The situation in Jammu and Kashmir is far from normal and the Centre is trying all it can to control the situation.
Now an analysis done by The Hindu of government finances shows that for 16 years between 2000 and 2016, Jammu and Kashmir received 10 per cent of all Central grants given to states.
This is noteworthy because the state, which has a population of just 12.55 million according to the 2011 Census, or approximately one per cent of India’s total, received a very high proportion of the funds.
But why? According to experts, the state’s ‘special category’ makes it eligible for such high assistance.
Tapas Sen, a professor at the National Institute of Public Finance and Policy (NIPFP), told The Hindu:
“In general, the special category states get a higher share of central grants, and Jammu and Kashmir being one of them will also get such treatment. But even among them, Jammu and Kashmir is getting a higher share due to its disturbed status and its border with Pakistan.”
This is noteworthy because India’s most populous state, Uttar Pradesh, got just 8.2 per cent of Central grants in the same period which translates to Rs.4,300 per person. J&K, on the other hand, received Rs.1.14 lakh crore in grants.
But there are at least two other reasons why J&K gets more funds.
One is that there is no Service Tax in Jammu and Kashmir and hence does not get a share of the same from Central repository.
“Since not and hence the state does not get a share of the same in the devolution of central taxes to states,” Ranen Banerjee, Leader – Public Finance and Economics at PwC India said adding that this has led to the Centre sending more money to finance this deficit.

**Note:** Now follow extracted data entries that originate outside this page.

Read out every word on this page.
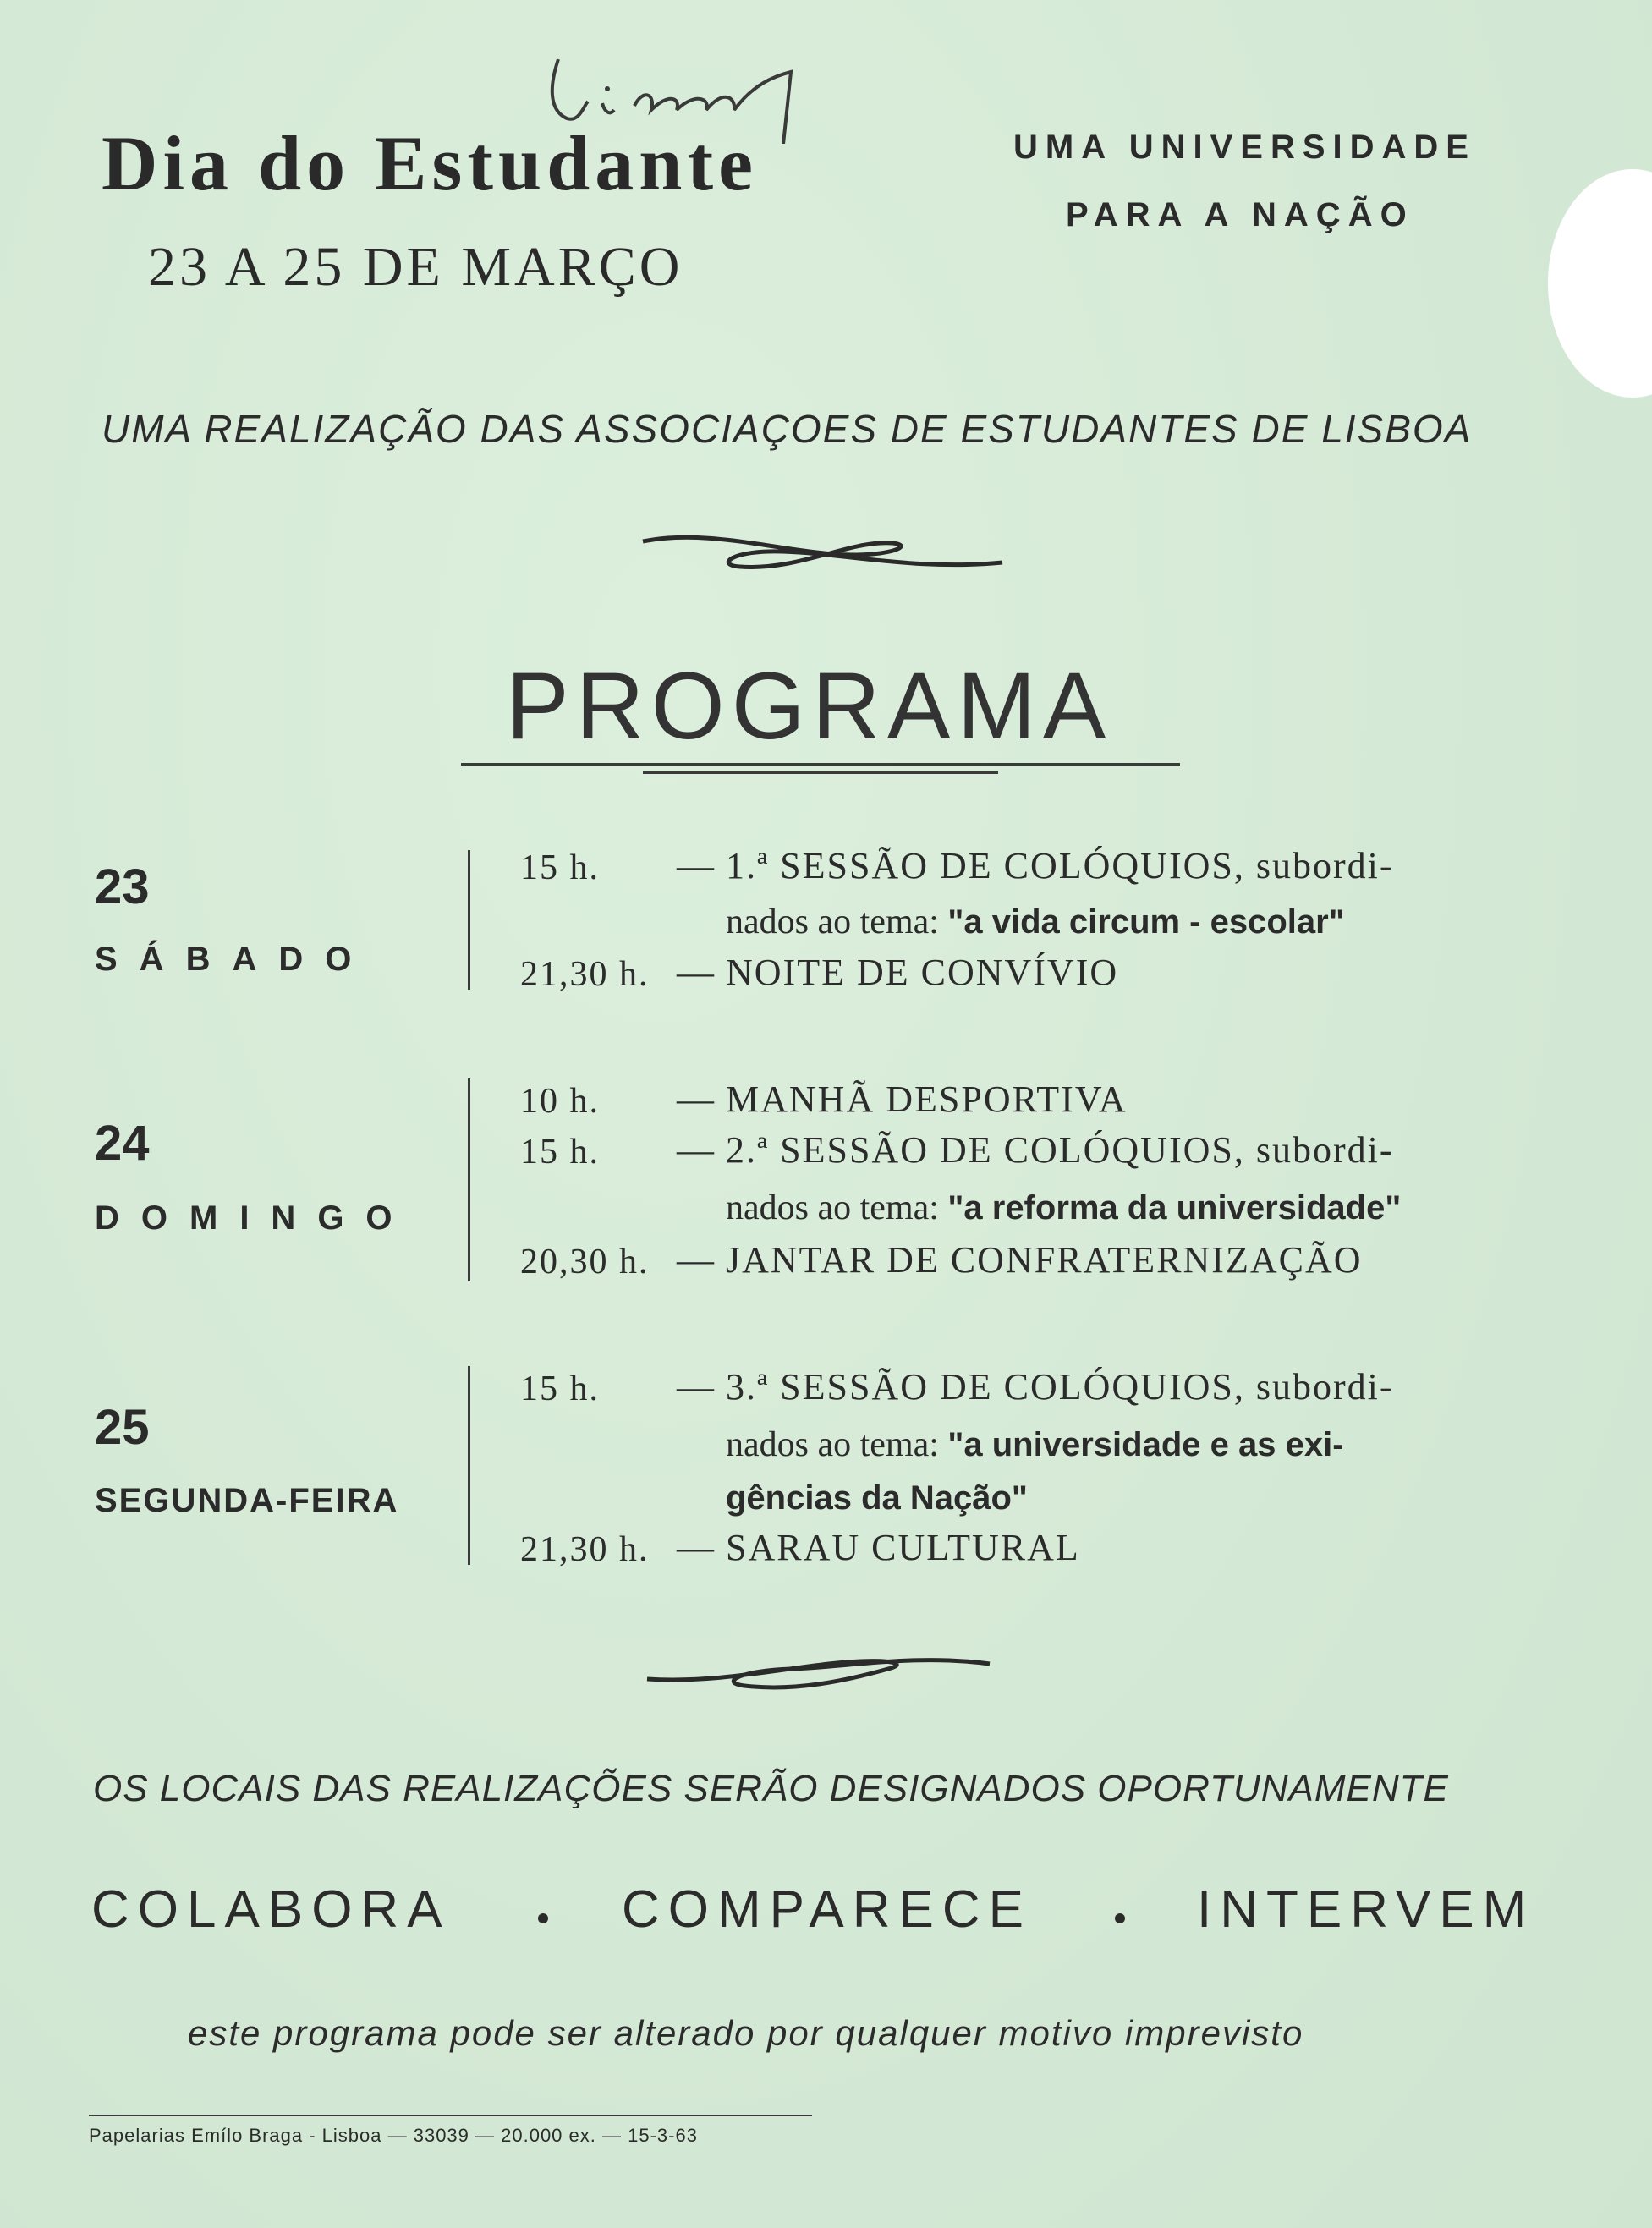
Dia do Estudante
23 A 25 DE MARÇO
UMA UNIVERSIDADE
PARA A NAÇÃO
UMA REALIZAÇÃO DAS ASSOCIAÇOES DE ESTUDANTES DE LISBOA
PROGRAMA
23
SÁBADO
15 h. — 1.ª SESSÃO DE COLÓQUIOS, subordi-
nados ao tema: "a vida circum - escolar"
21,30 h. — NOITE DE CONVÍVIO
24
DOMINGO
10 h. — MANHÃ DESPORTIVA
15 h. — 2.ª SESSÃO DE COLÓQUIOS, subordi-
nados ao tema: "a reforma da universidade"
20,30 h. — JANTAR DE CONFRATERNIZAÇÃO
25
SEGUNDA-FEIRA
15 h. — 3.ª SESSÃO DE COLÓQUIOS, subordi-
nados ao tema: "a universidade e as exi-
gências da Nação"
21,30 h. — SARAU CULTURAL
OS LOCAIS DAS REALIZAÇÕES SERÃO DESIGNADOS OPORTUNAMENTE
COLABORA	COMPARECE	INTERVEM
este programa pode ser alterado por qualquer motivo imprevisto
Papelarias Emílo Braga - Lisboa — 33039 — 20.000 ex. — 15-3-63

The second is that hilly states and north-east states get Plan Grants unlike others.
Yet the Comptroller and Auditor General (CAG) raised flags over “serious financial irregularities” in J&K.
“There were persistent errors in budgeting, savings, excess expenditure and expenditure without provision,” CAG commented on J&K’s finances for the year ended March 31, 2014. “Anticipated savings were either not surrendered or surrendered at the end of the year leaving no scope for utilising these funds for other development purposes.”